The discovery of a stencilled hand painting on the Indonesian island of Sulawesi has rewritten the timeline of human creativity, according to researchers. The painting, which features a red outline of a hand with elongated, claw-like fingers, has been dated to at least 67,800 years ago – making it the oldest known cave art in the world.
This finding challenges the long-held belief that the emergence of sophisticated artistic expression and symbolic thinking occurred suddenly in Ice Age Europe around 40,000 years ago. Instead, the evidence from Sulawesi suggests that the capacity for abstract, creative thought was innate to our species, Homo sapiens, and had its origins much earlier in Africa.
“When I went to university in the mid to late 90s, that’s what we were taught – the creative explosion in humans occurred in a small part of Europe,” said Professor Adam Brumm of Griffith University in Australia, who co-led the research project. “But now we’re seeing traits of modern human behaviour, including narrative art in Indonesia, which makes that Eurocentric argument very hard to sustain.”
The Sulawesi hand stencil was created using a spray-painting technique, where the artist pressed their hand against the cave wall and then blew or spat pigment around it, leaving a negative outline. Analysis of the thin mineral crusts that have formed over the painting indicate it is at least 67,800 years old, predating the previous record holder – a red hand stencil in Spain’s Maltravieso cave, dated to at least 66,700 years ago.
Crucially, the researchers note that the Sulawesi artist did more than simply spray pigment around a hand. They carefully altered the outlines of the fingers, narrowing and elongating them to create a more claw-like appearance – a creative transformation that Brumm describes as “a very sophisticated thing to do.”
This experimentation is not seen in the cave art produced by our evolutionary cousins, the Neanderthals, in Spain around 64,000 years ago. The researchers argue that this suggests the capacity for symbolic, abstract thinking was unique to Homo sapiens.

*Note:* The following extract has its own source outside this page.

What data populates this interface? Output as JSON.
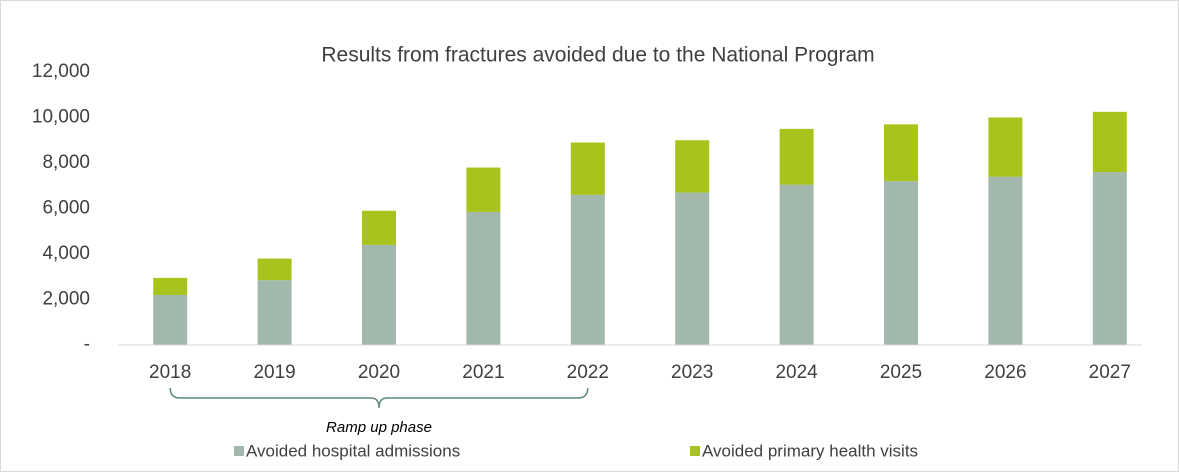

The discovery of this ancient cave painting on Sulawesi also has implications for understanding the spread of modern humans across the region. The island’s location on the northern sea route between mainland Asia and the ancient landmass of Sahul, which included Australia and New Guinea, means the 67,800-year-old date provides strong evidence that Homo sapiens had reached this area much earlier than previously thought.
“It is very likely that the people who made these paintings in Sulawesi were part of the broader population that would later spread through the region and ultimately reach Australia,” said Adhi Agus Oktaviana of Indonesia’s national research and innovation agency (BRIN).

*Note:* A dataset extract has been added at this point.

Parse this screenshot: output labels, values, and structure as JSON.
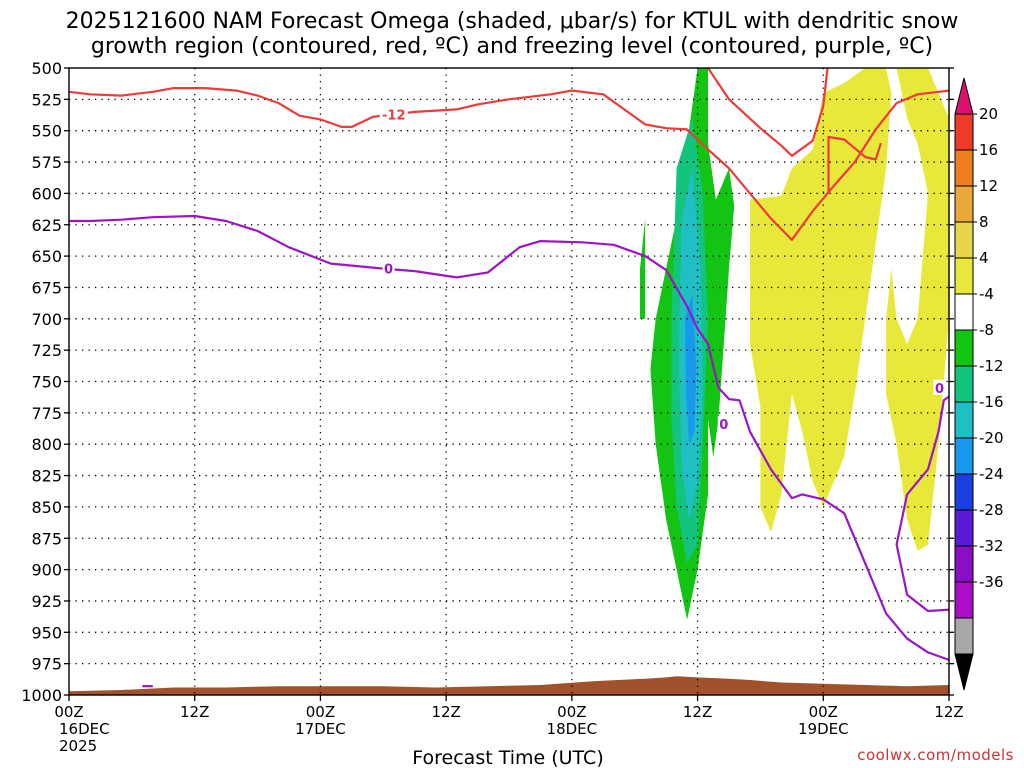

The discovery in Sulawesi, combined with earlier finds of abstract art and symbolic objects in Africa dating back over 70,000 years, is shaping a new consensus that the capacity for creative expression was not a sudden “big bang” in Europe, but rather a much deeper and more widespread story of human ingenuity that stretches back to our origins in Africa.
Human evolution, it seems, has a richer and more complex creative history than we once believed.